To begin addressing these questions let’s look at the graph of our objective function, \(A(x) = (x-2)^2 + (x^2-3)^2\text{.}\)
Figure9.4.3.
The first coordinate of each point on the graph in Figure 9.4.3 corresponds to the \(x\)–coordinate of the corner of a square which lies on \(y=x^2\text{,}\) and the second coordinate on the graph is the area of that square. Thus the minimal square will correspond to the lowest point on the graph which is the square with a second corner at \(x=1.75\) as we have already concluded. But since the graph continues to rise as we look farther to the right (or left) it should also be clear that there is no maximal square.

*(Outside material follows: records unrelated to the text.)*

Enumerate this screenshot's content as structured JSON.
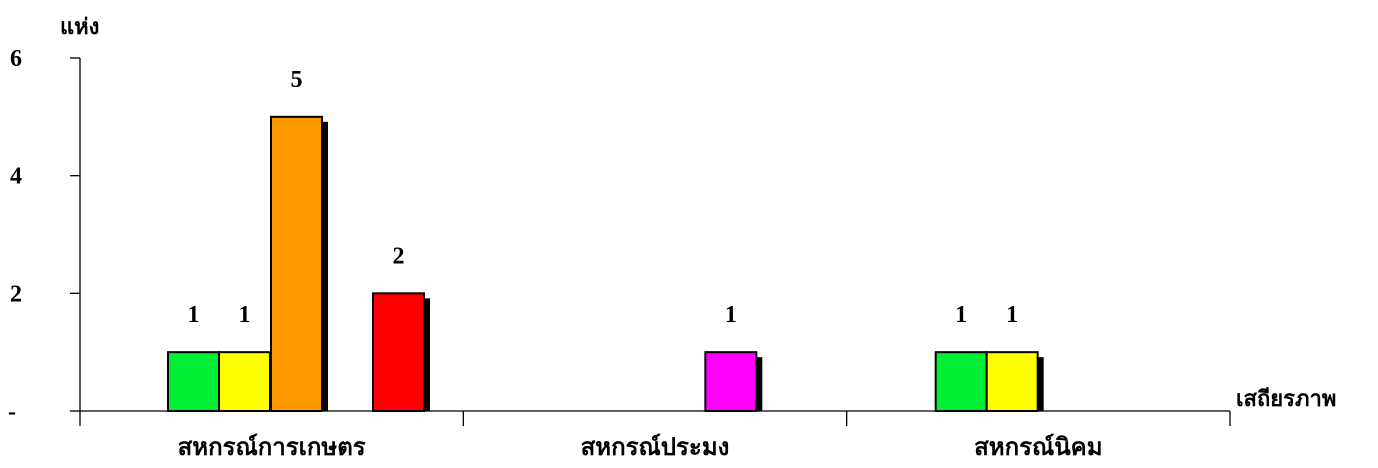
{
  "chart_data": {
    "type": "bar",
    "ylabel": "แห่ง",
    "xlabel": "เสถียรภาพ",
    "ylim": [
      0,
      6
    ],
    "yticks": [
      {
        "value": 0,
        "label": "-"
      },
      {
        "value": 2,
        "label": "2"
      },
      {
        "value": 4,
        "label": "4"
      },
      {
        "value": 6,
        "label": "6"
      }
    ],
    "grid": false,
    "categories": [
      "สหกรณ์การเกษตร",
      "สหกรณ์ประมง",
      "สหกรณ์นิคม"
    ],
    "bars": [
      {
        "category": "สหกรณ์การเกษตร",
        "value": 1,
        "label": "1",
        "color": "#00ee33"
      },
      {
        "category": "สหกรณ์การเกษตร",
        "value": 1,
        "label": "1",
        "color": "#ffff00"
      },
      {
        "category": "สหกรณ์การเกษตร",
        "value": 5,
        "label": "5",
        "color": "#ff9900"
      },
      {
        "category": "สหกรณ์การเกษตร",
        "value": 2,
        "label": "2",
        "color": "#ff0000"
      },
      {
        "category": "สหกรณ์ประมง",
        "value": 1,
        "label": "1",
        "color": "#ff00ff"
      },
      {
        "category": "สหกรณ์นิคม",
        "value": 1,
        "label": "1",
        "color": "#00ee33"
      },
      {
        "category": "สหกรณ์นิคม",
        "value": 1,
        "label": "1",
        "color": "#ffff00"
      }
    ]
  }
}
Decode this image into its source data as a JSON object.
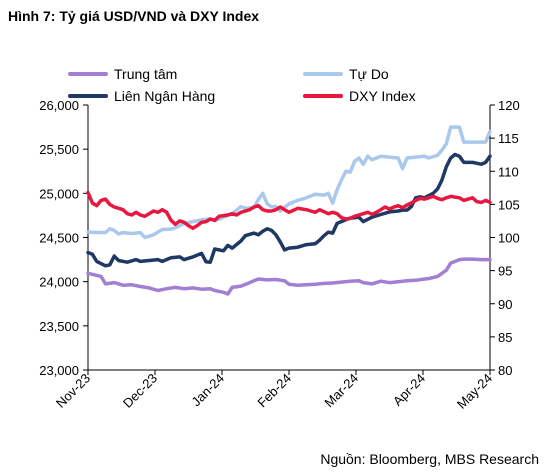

The graph in Figure 9.4.3 also explains why our procedure identified the squares with a second corner at both \(x=-1.32\) and \(x=-0.43\) as possible minimal squares as well. When we solve \(\dfdx{A}{x}=0\) we are locating the points on the graph of our objective function where its derivative is zero. That is, points where the slope of the line tangent is horizontal. Fermat’s Theorem 9.1.1 only assures us that if \(A(x)\) has an extremum at \(x=a\) then \(\dfdxat{A}{x}{a}=0\text{.}\) In particular it does not tell us that there are no other values of \(x\) where \(\dfdx{A}{x}=0\text{.}\)
The problem here is that we have not been precise in our language. When we say “maximum” (or minimum) in ordinary speech we mean “the largest one,” and it is clear that there can only be one “largest.”
However, if we confine our attention to the part of Figure 9.4.3 inside the blue rectangle we see that the point at \((-1.32, 12.6)\) is a minimum locally and the point at \((-0.43,
13.83)\) is a maximum locally. By “locally” we mean “if we restrict our attention to the graph near those two points.” For our current purpose we confine our attention to the inside of the blue box in Figure 9.4.3. We will need to be very careful to distinguish between local and global extrema in the future.
\begin{equation*}
y=x^2, \text{ with domain }\RR.
\end{equation*}
But suppose we change the constraint to
\begin{equation}
y=x^2, \text{ with domain }-2\le x\le 0.5,\tag{9.24}
\end{equation}
so that the domain is just the part of the real line inside the blue rectangle above.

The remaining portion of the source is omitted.